Sarah Enany (chair of the panel) is an Egyptian literary translator and a professor in the English Department of Cairo University. She is a recipient of the Banipal Prize for Literary Translation for her translation of The Girl with Braided Hair (Hoopoe Fiction, 2020). She has translated several operas including the acclaimed sung versions of Les Miserables and Mozart’s The Magic Flute into Egyptian Arabic, and Sayed Higab’s libretto for the opera Miramar into English. She is also the translator of Witness to War and Peace: Egypt, the October War, and Beyond, The Book Smuggler, and the Jewish Muslim trilogy (all AUC Press). She lives in Cairo.

Ahmed Taibaoui is a writer and a professor at the Faculty of Economics, Business, and Management Sciences at the University of Bouira in Algeria. He won the prize for best Arabic novel at the Sharjah International Book Fair 2023 for Bab al-wadi (Door of the Valley), the Naguib Mahfouz Medal for Literature in 2021 for Ikhtifa‘ al-sayyid la ‘ahad (The Disappearence of Mr Nobody), the Tayeb Salih International Prize for Written Creativity in 2014 for his novel Mawt na‘im (Death of a Sleeper), as well as the President of the Republic Award for Young Innovators (2011) for his novel al-Maqam al-‘ali (The High Eminence). He lives in Algiers.

Kay Heikkinen is an American translator and academic who holds a PhD from Harvard University. She was previously Ibn Rushd Lecturer of Arabic at the University of Chicago. Among other books, she has translated Naguib Mahfouz’s In the Time of Love, Radwa Ashour’s The Woman From Tantoura, and Huzama Habayeb’s Velvet, for which she was awarded the 2020 Saif-Ghobash Banipal Prize for Arabic Literary Translation. She lives in Seattle, Washington.

Youssef Rakha is an Egyptian novelist, poet and essayist, born in 1976, who writes in both Arabic and English, thinking about Egypt, Arabs, and Islam. He is the author of the novel The Crocodiles (Seven Stories Press) and the essay Barra and Zaman (Palgrave), among many other books. Born and raised in Cairo, where he still lives, he graduated from Hull University, England, in 1998. He has worked as a cultural journalist, literary translator, and creative writing coach since then. His first novel to be written in English, The Dissenters, is forthcoming with Graywolf Press in 2025.

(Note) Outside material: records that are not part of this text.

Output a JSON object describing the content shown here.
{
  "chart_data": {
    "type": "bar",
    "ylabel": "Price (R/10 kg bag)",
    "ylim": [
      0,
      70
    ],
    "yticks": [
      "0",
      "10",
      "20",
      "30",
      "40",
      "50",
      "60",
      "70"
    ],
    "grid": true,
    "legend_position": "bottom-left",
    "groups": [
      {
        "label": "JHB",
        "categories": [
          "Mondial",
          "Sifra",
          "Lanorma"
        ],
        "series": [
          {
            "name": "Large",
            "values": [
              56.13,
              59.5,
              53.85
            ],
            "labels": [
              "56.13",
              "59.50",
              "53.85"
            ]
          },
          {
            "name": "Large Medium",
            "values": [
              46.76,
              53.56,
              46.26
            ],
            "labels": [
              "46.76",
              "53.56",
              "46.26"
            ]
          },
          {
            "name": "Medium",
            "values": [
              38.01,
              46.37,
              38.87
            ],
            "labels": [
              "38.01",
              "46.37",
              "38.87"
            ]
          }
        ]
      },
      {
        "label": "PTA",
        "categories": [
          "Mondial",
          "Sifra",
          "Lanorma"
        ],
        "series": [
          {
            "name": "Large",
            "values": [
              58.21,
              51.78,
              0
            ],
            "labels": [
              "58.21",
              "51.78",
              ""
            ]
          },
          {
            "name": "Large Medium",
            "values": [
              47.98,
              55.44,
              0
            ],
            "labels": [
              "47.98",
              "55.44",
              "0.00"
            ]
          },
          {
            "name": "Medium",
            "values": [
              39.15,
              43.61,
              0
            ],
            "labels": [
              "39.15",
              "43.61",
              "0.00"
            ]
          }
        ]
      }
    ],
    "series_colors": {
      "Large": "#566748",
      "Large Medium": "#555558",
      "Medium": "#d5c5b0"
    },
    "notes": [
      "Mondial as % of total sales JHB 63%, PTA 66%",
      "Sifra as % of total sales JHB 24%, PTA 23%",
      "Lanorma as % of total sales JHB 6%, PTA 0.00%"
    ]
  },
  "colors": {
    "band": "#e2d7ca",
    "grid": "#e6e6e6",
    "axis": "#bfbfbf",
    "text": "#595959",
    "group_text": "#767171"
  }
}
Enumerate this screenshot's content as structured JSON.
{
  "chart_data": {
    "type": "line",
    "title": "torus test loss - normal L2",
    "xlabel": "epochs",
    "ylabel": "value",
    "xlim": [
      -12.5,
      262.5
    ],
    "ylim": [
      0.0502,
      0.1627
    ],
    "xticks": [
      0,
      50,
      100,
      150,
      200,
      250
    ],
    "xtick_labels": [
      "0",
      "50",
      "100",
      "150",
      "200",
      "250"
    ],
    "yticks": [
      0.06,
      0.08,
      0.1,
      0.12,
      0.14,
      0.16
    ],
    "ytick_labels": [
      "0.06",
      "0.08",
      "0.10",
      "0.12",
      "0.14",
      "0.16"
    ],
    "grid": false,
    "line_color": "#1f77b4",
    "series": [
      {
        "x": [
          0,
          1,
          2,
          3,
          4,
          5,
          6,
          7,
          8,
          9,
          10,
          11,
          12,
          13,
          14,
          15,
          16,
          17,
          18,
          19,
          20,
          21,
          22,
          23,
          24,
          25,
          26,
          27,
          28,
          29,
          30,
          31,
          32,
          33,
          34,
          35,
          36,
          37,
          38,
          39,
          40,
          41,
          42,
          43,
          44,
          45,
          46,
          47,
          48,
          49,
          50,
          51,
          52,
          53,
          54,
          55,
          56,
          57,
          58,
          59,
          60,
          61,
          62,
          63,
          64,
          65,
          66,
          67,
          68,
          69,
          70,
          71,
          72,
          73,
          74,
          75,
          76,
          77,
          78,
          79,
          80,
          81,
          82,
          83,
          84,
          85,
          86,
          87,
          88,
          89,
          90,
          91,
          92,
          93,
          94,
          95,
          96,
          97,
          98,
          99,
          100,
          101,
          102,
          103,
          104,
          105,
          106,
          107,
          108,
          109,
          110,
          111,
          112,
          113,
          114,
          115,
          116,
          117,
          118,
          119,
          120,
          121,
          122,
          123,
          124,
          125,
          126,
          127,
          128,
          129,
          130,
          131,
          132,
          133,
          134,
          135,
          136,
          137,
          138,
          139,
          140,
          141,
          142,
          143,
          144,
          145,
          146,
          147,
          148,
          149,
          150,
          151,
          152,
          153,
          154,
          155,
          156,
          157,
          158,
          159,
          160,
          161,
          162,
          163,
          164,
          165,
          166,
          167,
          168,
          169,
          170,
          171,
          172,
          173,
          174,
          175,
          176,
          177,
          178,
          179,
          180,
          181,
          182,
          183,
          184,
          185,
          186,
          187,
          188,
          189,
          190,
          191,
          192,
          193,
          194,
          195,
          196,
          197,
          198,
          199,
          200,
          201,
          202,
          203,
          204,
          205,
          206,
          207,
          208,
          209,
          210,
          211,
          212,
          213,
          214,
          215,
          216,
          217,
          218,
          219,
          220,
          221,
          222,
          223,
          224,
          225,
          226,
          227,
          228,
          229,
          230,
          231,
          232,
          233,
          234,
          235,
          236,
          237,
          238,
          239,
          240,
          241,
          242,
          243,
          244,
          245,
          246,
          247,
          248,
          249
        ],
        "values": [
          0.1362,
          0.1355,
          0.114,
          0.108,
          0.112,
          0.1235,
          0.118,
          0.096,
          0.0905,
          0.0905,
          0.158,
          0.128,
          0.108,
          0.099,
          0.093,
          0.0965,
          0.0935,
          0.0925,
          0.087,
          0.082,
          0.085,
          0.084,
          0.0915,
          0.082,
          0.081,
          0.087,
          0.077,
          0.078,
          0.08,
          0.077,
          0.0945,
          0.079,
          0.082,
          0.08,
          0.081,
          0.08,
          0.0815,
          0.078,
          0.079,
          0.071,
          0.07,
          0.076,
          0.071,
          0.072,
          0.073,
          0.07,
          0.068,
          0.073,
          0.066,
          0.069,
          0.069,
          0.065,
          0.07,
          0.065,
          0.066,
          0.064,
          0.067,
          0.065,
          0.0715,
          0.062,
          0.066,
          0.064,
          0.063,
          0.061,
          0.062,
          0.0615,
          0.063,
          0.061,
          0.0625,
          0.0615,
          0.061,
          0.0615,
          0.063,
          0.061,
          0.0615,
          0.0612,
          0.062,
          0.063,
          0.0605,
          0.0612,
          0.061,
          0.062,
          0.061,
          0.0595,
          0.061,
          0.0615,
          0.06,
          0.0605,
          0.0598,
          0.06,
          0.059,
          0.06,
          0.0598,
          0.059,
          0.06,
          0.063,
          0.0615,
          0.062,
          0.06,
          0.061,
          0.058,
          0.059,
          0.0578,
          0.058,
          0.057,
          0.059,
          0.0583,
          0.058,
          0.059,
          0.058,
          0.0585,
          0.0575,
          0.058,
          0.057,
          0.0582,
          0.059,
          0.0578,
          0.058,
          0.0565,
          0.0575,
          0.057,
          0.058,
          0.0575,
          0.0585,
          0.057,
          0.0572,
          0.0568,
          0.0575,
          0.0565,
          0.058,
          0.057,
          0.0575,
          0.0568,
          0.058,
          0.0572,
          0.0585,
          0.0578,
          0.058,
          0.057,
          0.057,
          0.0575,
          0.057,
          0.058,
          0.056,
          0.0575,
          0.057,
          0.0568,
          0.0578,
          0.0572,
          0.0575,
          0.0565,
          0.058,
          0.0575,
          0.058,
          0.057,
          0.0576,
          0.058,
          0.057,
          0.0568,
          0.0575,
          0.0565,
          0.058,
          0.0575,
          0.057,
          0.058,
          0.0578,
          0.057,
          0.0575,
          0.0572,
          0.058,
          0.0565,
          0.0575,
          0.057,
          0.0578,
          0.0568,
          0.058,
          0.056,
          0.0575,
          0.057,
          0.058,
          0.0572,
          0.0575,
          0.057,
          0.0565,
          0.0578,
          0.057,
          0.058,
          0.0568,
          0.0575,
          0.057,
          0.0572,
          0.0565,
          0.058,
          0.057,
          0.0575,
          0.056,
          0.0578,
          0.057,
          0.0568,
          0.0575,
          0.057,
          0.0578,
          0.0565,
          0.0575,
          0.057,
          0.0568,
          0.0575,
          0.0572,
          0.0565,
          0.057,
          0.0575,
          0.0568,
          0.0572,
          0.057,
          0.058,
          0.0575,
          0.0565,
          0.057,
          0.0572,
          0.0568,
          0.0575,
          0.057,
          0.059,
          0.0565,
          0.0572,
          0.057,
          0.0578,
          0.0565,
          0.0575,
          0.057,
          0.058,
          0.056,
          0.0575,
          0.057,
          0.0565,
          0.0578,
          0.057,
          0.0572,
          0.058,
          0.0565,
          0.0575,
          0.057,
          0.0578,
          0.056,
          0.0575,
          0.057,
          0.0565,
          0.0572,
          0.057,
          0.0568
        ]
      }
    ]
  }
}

Maysa Zaki is a literary and theater critic with over thirty years of experience in her field. A graduate of the Higher Institute for Artistic Criticism, she has worked as managing editor of the Egyptian theater magazine al-Masrah and has written widely on theater and literary criticism. She is an author, her first book was entitled Munamnamat Masrahiya (Theatrical Miniatures), as well as articles in specialized periodicals such as Adab wa Naqd and al-Thaqafa al-Jadida and cultural columns in weeklies such as al-Qahira and Al-Ahaly.